Para o International Council of Museums (ICOM, 2001) Um museu é "uma instituição permanente, sem fins lucrativos, a serviço da sociedade e do seu desenvolvimento, aberta ao público e que adquire, conserva, investiga, difunde e expõe os testemunhos materiais do homem e de seu entorno, para educação e deleite da sociedade".​


         O Museu de Paleontologia Plácido Cidade Nuvens ligado a Universidade Regional do Cariri URCA, foi criado para salvaguardar o patrimônio fossilífero da Bacia do Araripe. A idealização da criação desse museu por seu fundador foi para “parar a sangria desatada que é o tráfico de fósseis na Região da Bacia do Araripe”. Não é redundante dizer que a região fossilífera mais delapidada do mundo foi a Bacia do Araripe. Instituições nacionais e internacionais, e ainda, colecionadores particulares tiveram por décadas, fósseis da Bacia do Araripe como alvo. Atualmente, campanhas de conscientização das populações locais são realizadas pelo Geopark Araripe. ​


           Em 18 de abril de 1985 o prefeito Plácido Cidade Nuvens, enviou mensagem à Câmara Municipal que foi transformada na lei 183/1985, autorizando a criação do museu. Reformado e ampliado na década de 80 para sediar o museu de paleontologia, com as devidas modificações sugeridas pela arquiteta Liane Arraes e o engenheiro José de Anchieta Soares; com a expansão promovida pela inspetora Violeta Arraes com a orientação da arquiteta Maria Elisa Costa, filha do arquiteto que desenhou Brasília, Lúcio Costa, houve a configuração do antigo bloco na unidade arquitetônica que constitui o museu de paleontologia passando a ocupar todo o espaço.      

                                                                                                                                      
           A inauguração ocorreu no dia 26 de julho de 1988 com a presença de várias personalidades e milhares de convidados.
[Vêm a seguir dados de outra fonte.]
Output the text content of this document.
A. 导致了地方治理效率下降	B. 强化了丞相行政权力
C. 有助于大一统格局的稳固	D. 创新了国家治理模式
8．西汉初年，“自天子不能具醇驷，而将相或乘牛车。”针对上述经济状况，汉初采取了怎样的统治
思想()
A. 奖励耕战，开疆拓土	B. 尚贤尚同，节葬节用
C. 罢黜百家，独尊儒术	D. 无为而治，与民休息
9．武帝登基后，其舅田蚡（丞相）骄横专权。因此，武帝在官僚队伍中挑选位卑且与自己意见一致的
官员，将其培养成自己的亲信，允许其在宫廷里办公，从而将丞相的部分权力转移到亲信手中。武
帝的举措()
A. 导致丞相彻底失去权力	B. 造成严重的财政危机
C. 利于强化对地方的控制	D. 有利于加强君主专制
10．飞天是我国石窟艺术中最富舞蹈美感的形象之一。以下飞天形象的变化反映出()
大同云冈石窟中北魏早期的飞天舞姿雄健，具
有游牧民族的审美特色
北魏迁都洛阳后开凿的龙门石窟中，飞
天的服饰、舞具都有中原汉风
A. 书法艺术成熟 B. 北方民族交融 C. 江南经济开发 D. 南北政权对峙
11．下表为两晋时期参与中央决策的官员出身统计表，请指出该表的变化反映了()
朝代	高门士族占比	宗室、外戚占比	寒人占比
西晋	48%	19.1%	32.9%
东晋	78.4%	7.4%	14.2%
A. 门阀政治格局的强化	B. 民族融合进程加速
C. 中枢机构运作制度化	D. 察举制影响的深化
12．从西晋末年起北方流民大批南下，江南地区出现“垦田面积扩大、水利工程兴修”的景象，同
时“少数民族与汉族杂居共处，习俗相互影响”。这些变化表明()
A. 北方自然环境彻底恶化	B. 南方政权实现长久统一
A bênção das instalações foi oficiada pelo Bispo Diocesano Dom Newton de Holanda Gurgel, tendo o conhecido escritor cearense Padre Antônio Vieira participado da solenidade como testemunha do contrato, firmado pelo Reitor da URCA José Teodoro Soares. Durante esse evento o fundador teve a ideia de doar por contrato de comodato o Museu de Paleontologia a Universidade Regional do Cariri – URCA, segundo Plácido (2016) “A Universidade é a casa da ciência, por tanto seria a universidade a instituição com condições objetivas de implantar e desenvolver pesquisar acerca da paleontologia”.

        Na época o prédio compreendia 3 setores: uma parte térrea, onde situava a principal sala de exposição, com amostras de peixes; uma sala do andar superior, onde localizava exemplares de paleobotânica e um compartimento menor, onde podia observar os insetos; a parte técnico-administrativa, com espaço para sala da administração, biblioteca especializada, um pequeno auditório e mais duas salas destinadas ao laboratório e outra para depósito de fósseis coletados, além dos sanitários.

             A partir de 1997, através do projeto de implantação do Complexo Paleontológico da Chapada do Araripe, o Museu tornou-se propulsor da pesquisa paleontológica, na divulgação da ciência e no apoio à cultura do Cariri. Também, através do Núcleo de Difusão Tecnológica, o museu oferece regularmente cursos, treinamentos, encontros, palestras e representa um ponto de apoio logístico para pesquisadores de todo o mundo. O Museu também possui acervo bibliográfico especializado (Geologia, Biologia, Paleontologia, Química, Física, entre outros), centro de intercâmbio científico, videoteca e recursos audiovisuais.

​        O Museu de Paleontologia da URCA em Santana do Cariri mantém projetos de escavações permanentes de fósseis em toda a Bacia do Araripe, bem como coleta sistemática de fósseis nas frentes de escavações do calcário laminado, nos municípios de Nova Olinda e Santana do Cariri. Esse programa é a principal ferramenta contra a exploração clandestina e o tráfico de fósseis na região.​ Atualmente é base da pesquisa dos Doutores Renan Bantin (Brasil) e Xin Cheng (China) Especialistas em pterossauros. 

             O Museu conta com quatro espaços de exposições. A parte superior abriga a exposição permanente de fósseis. Nesta galeria os fósseis estão divididos por espécies vegetais e animais. São cerca de 300 peças que demonstram a diversidade e a riqueza fossilífera da Chapada do Araripe.  O Memorial Plácido Cidade Nuvens apresenta uma linha do tempo que traça um paralelo entre a história do Museu desde sua fundação e trajetória profissional do seu fundador. O salão interior do Museu abriga o território lúdico, em que se encontram algumas esculturas inspiradas nos pterossauros e dinossauros do Cretáceo. O quarto espaço expositivo temos o laboratório de paleontologia, biblioteca, lojinha e o café do museu.